I only cried during one interview, but I laughed during a lot of them.
Strangely enough, I didn’t have a lot of Magic Wand orgasms while making this series. It would have felt like putting down your paintbrush, grabbing an apple from your still-life’s tableau, and taking a big wet bite. I held it on a pedestal in my mind, though, examining it from all angles. Magic Wands were strewn around my apartment. Sometimes I soothed sore muscles with one after a day of writing about the damn thing.
But speaking of using the Magic Wand: When I submitted the last script and final batch of voiceovers to my editor, and was therefore done with the project, my body spent the next ~week in an explosion of libido. I gave myself 20 orgasms in 5 days, which works out to roughly one orgasm every 4 waking hours. (For comparison’s sake, I normally jerk off maybe 3-5 times a week.) It was pretty wild, and flew in the face of everything I thought I knew about my own sexual response, frankly. I attribute it to a mix of 1) ovulation, 2) smoking more weed for fibro pain relief during the day because I no longer had to worry about clouding my faculties, and 3) the joy and relief of having finished such a big project.
Another part of it, though, is that the show’s theme of sexual freedom reminded me of the importance of pleasure. People had emphasized to me in these interviews, again and again, that sexuality isn’t something to be ashamed of – whether you use a vibrator or don’t, whether you’re kinky or vanilla, queer or straight, trans or cis.

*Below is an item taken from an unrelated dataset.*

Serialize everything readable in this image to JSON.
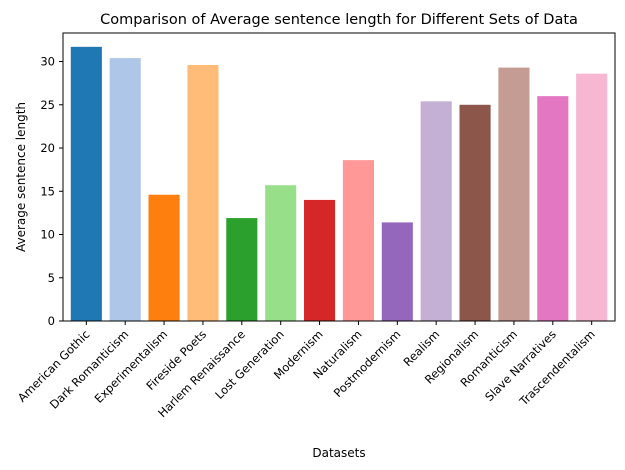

A lot of my own guilt about pleasure comes from the fear that I don’t deserve it unless I “work hard enough” and have “earned” it – and so I think, even if I had ever wanted to jerk off 4-5 times in one day before, I never would have let myself, because it would have been a “waste of time” better spent working.
So it was interesting that in finishing Making Magic, I not only gave myself that justification by having completed something huge, but also reminded myself, through the making of the show itself, that pleasure doesn’t need to be contingent on anything. We “deserve” pleasure because we’re capable of feeling it. As long as we can balance our lives appropriately around the pleasure we want to feel (i.e. not get fired or divorced because we’re double-clicking the mouse too much), I don’t see any good reason to think ourselves undeserving of it, even great amounts of it.
It’s moments like these that make me miss my therapist, who I stopped seeing earlier this year when I felt able to – because I know I could’ve said to them, “I jerked off 20 times in 5 days and it was a sign of personal growth, actually,” and they’d be like, “Hell yeah! Tell me more.”
Anyway, thanks so much to all of you who’ve listened to Making Magic, and to all of you who will go and listen to it now, after reading about it here 😘 It was a joy to make, and it really did work some magic in my life, as the Magic Wand so often does.